Too many Orthodox view the Eucharist as a right to which they are entitled. I remember visiting a Greek church and an old lady went up to the priest before Orthros for St. Basil's Day started and was pleading with him to give her the Eucharist right then and there. And the priest gave in! The old woman and some of her friends partook and left the church. There can be no question that our Lord freely gives and freely calls us back to Himself even though we do everything possible to ignore or thwart Him. But, isn't the Eucharist not only for the forgiveness of sins but also for the attainment of the Kingdom?

I'm sure priests have a tough enough job, but the frequent abuses of the Eucharist that I have seen in just one parish only make me wonder just how widespread such irreverence is grounded in modern Orthodoxy. It's not a convert vs cradle problem, nor an ethnic problem. It's a problem of bad catechesis, from children to adults and that needs to be seriously addressed by local assemblies, synods and even the Great Council, if it is ever convened!

It's nothing short of God's providence that no matter how much we, the faithful, keep screwing with the gifts He has given us even refusing them, He still keeps giving, because our Lord does not desire the death of the sinner but that he should return and live. Amen.


  1. I was told by a man (now a novice) who had been told on Mt Athos that we are to venerate the icon prior to communing, but not after communing. After communing we are icons.

    I agree with the rather free communion in Orthodoxy. Yes, it is closed communion, but it is so lackadaisical in the discipline surrounding it - well, at least in the 'mainline' Orthodox jurisdictions (ROCOR and the Serbs tend to defend more rigorously communion discipline - at the stavropegial Serbian convent in Indiana no one communed except for the hieromonk and a few children (not even the abbess!)

    I like to shock Orthodox priests telling them how WELS/ELS required you to sign in before communing and that you be reminded of the danger of communing unworthily by not recognizing the Real Presence. I think most priests are usually being treated as if they are too strict and assume all Western Christians are laissez-faire with communion, so to hear of schismatic Protestants defending the Eucharist even more...

  2. Venerating an icon after communion, I've been told, is also dangerous because any "unswallowed" portion of the Eucharist could be left on the icon.

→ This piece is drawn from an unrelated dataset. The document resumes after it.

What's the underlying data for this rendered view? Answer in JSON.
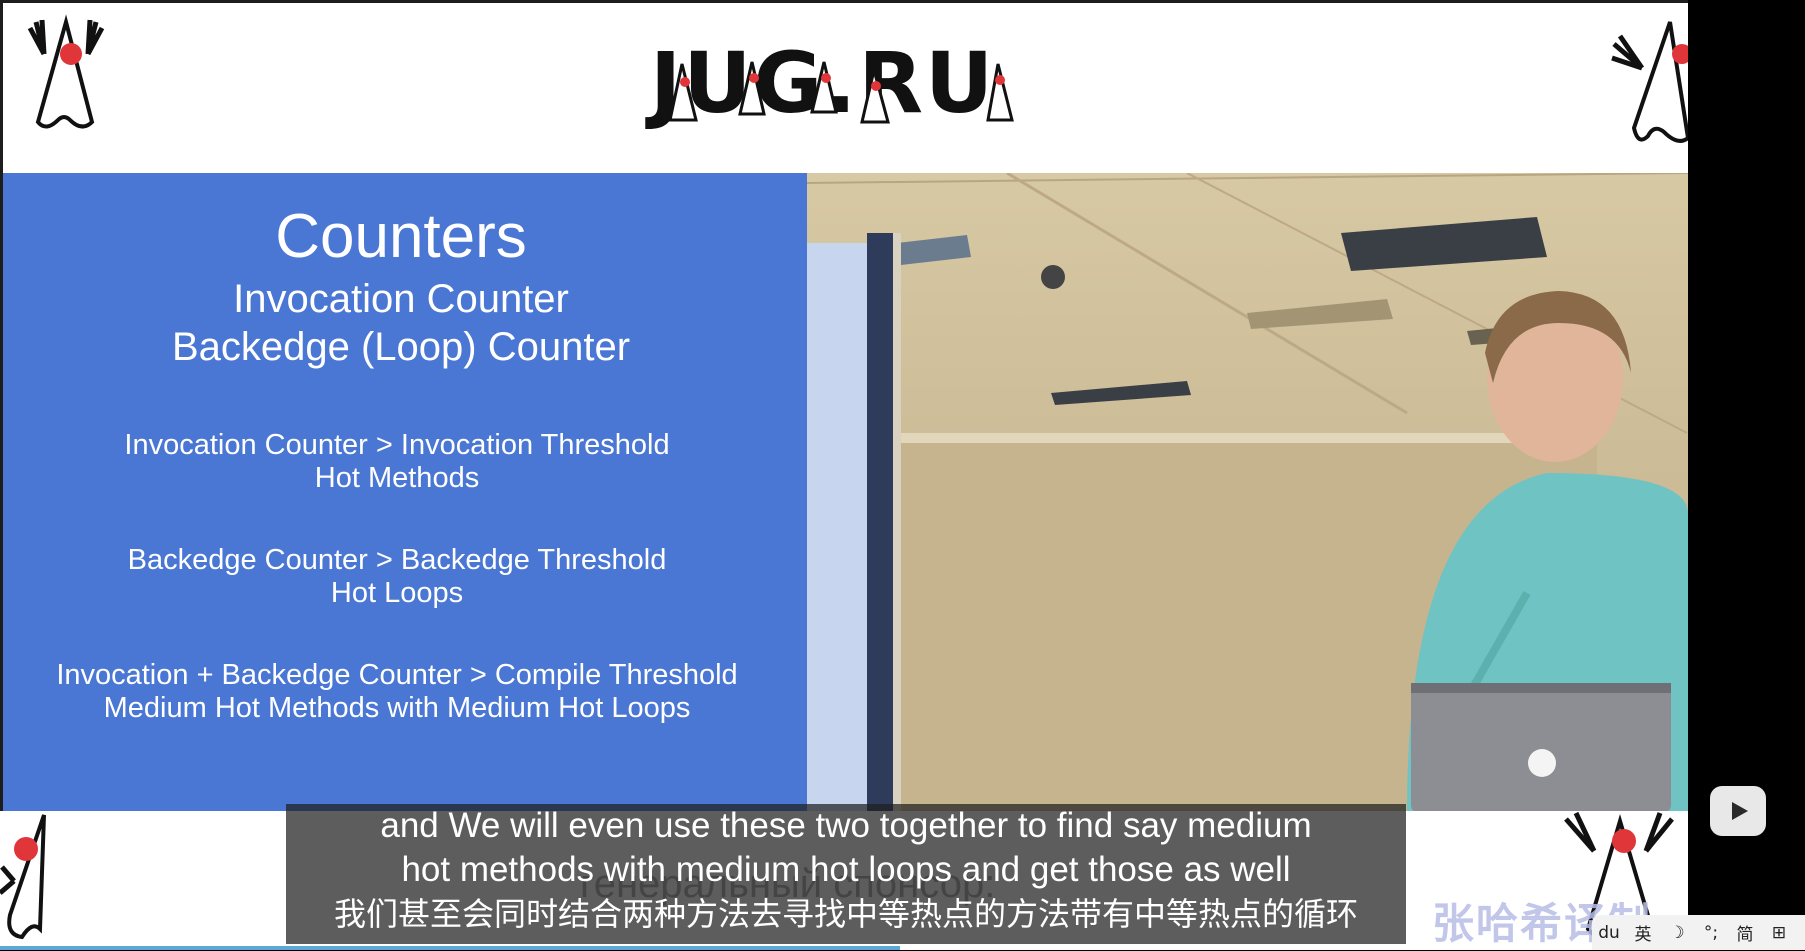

    Sacramental theology has gained by leaps and bounds over the past 30 years with the publication of many books on the subject, not least those of the late Protopresbyter, Fr. Alexander Schmemann of blessed memory. But, despite that, basic catechesis seems to be lacking with regards to what the Eucharist is and how we should approach. I think if people really meditated on the didactic verses in the HTM Prayer Book before they commune, they might come to some realization that the Eucharist is not just something we do, week in, week out; the Eucharist is intrinsic to who we are and who we may become in our Life in Christ.

    BTW, Chris, have you ever read Nicholas Cabilisas (sp?) work "The Life in Christ?" From the synopses I've read, I think such a work speaks volumes for these modern times.

  3. St. Nicholas Cabasilas's "The Life in Christ" is outstanding, as is his book on the Divine Liturgy!

    Required preparation for Communion including the prayers before Communion would be required for people to really meditate on their meaning. Communion ain't a soup line, but 'frequent communion' seems to have been equated with 'no need to prepare, come one, come all'.

    My son is named with an anglicized version of one of the Magi's name (commemorated Dec 25 and named in the Prologue of Ochrid). I am always heartened when priests double take and ask whether we are Orthodox - it means they actually care about whether we're Orthodox as we are about to commune in an Orthodox church.

    My GOA priest quotes another priest or bishop, "We do it backwards: we teach the kids and play with the adults". The cultural medium that transmitted Orthodoxy in the villages of Greece broke down in the immigration, but nothing has taken its place to truly teach the adult faithful what it is they believe, why they do what they do, and no restrictions are placed on actions allowed previously due to the context of an Orthodox society.